同社はオックスフォード大学と共同で開発した新型コロナウイルスのワクチンについて、貧困国への供給分以外を除き、今年第4四半期(10~12月)の受注分から無利益での販売を終了。
新たな契約で得ることになる利益は、抗体薬の生産にかかるコストに充てる方針だという。同社は現在、ワクチンと抗体医薬を専門に扱う部門を創設する計画を進めている。
アストラゼネカの第3四半期の新型コロナウイルスワクチンの売上高は、10億5000万ドル(約1190億円)。今年第1四半期と第2四半期の売上高は、それぞれ2億7500万、8億9400万ドルだった。今年9月末までに、世界全体でおよそ15億回分を供給している。
一方、mRNA(メッセンジャーRNA)ワクチンを生産する米ファイザーとモデルナの今年第3四半期の売上高は、130億ドル、50億ドルとなっている。
「世界を救う」と期待されたが─
大手製薬会社の中で、パンデミックが続く間はワクチン販売による利益を求めず、原価で販売すると約束していたのはアストラゼネカのみだった。
同社が利益を求めないとしていた具体的な期間は、明らかにされていない。だが、同社幹部は各国との契約をケースバイケースで見直す可能性があることを示唆。また、英紙フィナンシャル・タイムズによれば、各国との契約には、一定期間が経過して以降、同社がこの期間を自ら判断できるとの条項が含まれているという。

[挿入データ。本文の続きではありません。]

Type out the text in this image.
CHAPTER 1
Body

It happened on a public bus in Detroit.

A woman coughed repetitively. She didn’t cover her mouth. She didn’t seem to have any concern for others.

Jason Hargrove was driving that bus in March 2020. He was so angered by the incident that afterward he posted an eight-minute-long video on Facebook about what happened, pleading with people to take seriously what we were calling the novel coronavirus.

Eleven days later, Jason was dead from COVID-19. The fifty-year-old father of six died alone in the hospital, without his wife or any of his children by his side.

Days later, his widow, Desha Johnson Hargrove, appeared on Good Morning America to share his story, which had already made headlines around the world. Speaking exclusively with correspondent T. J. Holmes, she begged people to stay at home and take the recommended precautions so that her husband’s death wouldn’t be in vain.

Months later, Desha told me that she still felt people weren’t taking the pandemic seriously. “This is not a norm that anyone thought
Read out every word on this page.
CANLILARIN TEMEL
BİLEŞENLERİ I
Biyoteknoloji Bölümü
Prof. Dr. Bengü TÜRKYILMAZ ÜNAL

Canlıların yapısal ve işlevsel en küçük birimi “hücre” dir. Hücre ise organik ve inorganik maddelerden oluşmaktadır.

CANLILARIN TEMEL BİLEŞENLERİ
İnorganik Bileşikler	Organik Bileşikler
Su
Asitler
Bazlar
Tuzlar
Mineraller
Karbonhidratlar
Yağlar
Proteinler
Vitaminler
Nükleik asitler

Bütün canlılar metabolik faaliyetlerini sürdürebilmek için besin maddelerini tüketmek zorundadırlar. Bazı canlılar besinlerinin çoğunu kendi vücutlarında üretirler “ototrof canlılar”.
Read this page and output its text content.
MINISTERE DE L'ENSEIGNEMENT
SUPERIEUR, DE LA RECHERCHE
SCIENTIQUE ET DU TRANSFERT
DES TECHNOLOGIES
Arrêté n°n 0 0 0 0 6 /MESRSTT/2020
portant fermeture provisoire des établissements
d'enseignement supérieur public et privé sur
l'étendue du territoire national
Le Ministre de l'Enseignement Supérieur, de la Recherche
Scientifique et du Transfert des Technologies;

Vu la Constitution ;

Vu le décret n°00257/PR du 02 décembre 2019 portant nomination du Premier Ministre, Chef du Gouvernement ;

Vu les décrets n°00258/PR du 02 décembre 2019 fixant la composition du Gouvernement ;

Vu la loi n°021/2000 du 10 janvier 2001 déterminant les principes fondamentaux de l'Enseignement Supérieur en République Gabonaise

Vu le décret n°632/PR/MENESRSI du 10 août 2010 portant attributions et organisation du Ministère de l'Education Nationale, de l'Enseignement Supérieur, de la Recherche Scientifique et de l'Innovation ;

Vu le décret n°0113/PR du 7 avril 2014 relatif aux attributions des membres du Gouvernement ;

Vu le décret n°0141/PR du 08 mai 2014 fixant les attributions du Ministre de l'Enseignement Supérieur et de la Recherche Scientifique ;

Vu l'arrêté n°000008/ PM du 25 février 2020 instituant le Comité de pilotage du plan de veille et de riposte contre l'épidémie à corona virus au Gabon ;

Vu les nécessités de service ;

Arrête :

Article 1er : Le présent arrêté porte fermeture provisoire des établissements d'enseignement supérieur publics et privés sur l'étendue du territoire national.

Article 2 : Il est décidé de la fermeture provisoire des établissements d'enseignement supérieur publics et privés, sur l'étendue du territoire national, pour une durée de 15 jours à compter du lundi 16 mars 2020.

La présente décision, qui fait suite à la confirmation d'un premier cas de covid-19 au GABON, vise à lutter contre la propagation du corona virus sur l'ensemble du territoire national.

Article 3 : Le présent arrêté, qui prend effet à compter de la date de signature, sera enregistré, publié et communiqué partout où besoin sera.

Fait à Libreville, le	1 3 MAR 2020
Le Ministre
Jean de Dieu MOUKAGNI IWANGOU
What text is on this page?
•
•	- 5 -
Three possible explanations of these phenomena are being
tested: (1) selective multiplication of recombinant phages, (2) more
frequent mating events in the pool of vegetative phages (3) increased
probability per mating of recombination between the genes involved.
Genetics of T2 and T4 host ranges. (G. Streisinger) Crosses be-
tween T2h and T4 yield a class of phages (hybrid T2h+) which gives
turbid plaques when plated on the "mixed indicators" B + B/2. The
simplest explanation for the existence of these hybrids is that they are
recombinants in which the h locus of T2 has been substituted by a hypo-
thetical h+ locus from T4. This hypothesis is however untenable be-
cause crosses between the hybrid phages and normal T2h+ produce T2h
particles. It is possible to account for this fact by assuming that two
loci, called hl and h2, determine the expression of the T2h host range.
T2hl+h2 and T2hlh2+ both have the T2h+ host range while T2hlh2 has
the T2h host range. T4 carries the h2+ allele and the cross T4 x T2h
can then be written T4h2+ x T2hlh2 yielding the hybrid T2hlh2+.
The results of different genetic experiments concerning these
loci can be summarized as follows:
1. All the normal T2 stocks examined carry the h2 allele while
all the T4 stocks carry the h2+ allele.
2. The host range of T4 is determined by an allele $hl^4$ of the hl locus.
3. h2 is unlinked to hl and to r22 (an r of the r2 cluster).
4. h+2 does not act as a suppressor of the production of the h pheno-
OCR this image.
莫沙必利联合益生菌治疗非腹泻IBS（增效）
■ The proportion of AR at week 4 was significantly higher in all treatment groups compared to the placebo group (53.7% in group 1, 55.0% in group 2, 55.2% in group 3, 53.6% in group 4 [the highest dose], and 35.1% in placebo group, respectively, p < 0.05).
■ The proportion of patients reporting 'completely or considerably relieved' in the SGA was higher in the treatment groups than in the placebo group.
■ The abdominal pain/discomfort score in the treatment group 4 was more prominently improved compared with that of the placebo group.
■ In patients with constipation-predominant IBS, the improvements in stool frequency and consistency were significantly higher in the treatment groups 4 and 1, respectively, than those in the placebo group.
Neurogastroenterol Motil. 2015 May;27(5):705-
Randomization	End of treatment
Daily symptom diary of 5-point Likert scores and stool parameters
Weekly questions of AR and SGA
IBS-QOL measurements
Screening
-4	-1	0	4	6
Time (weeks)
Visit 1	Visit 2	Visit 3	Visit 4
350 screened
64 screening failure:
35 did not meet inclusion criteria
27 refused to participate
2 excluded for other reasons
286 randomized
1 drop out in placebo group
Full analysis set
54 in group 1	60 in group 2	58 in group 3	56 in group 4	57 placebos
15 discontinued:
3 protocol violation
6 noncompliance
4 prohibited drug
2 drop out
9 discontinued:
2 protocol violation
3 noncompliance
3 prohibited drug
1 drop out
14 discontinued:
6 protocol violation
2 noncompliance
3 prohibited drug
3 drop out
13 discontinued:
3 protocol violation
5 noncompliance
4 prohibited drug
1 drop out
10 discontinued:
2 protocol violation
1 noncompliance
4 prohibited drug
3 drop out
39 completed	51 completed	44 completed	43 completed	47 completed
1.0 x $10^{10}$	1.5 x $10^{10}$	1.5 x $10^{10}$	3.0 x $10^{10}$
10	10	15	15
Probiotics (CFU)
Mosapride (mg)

それまで経鼻噴霧型のインフルエンザワクチンを生産しているだけだったアストラゼネカが、新型コロナウイルスワクチンの開発を実現したことは、多くにとっての驚きだった。
ファイザーやモデルナが生産する「mRNAワクチン」よりも安価で、過去にもその他のワクチンの開発で採用されていた「ウイルスベクターワクチン」のアストラゼネカ製のワクチンは、当初は世界を救うものになると期待された。
だが、安全性も有効性も高い一方で臨床試験や流通などにおいて数々の問題に直面したほか、まれなケースではあるものの、血栓症が起きる懸念も指摘されていることから、世界的に評判が低下した。
ただ、新型コロナウイルスのワクチンの公平な分配を目指す国際的な枠組みCOVAX(コバックス)において主に使用されているのは、アストラゼネカ製だ。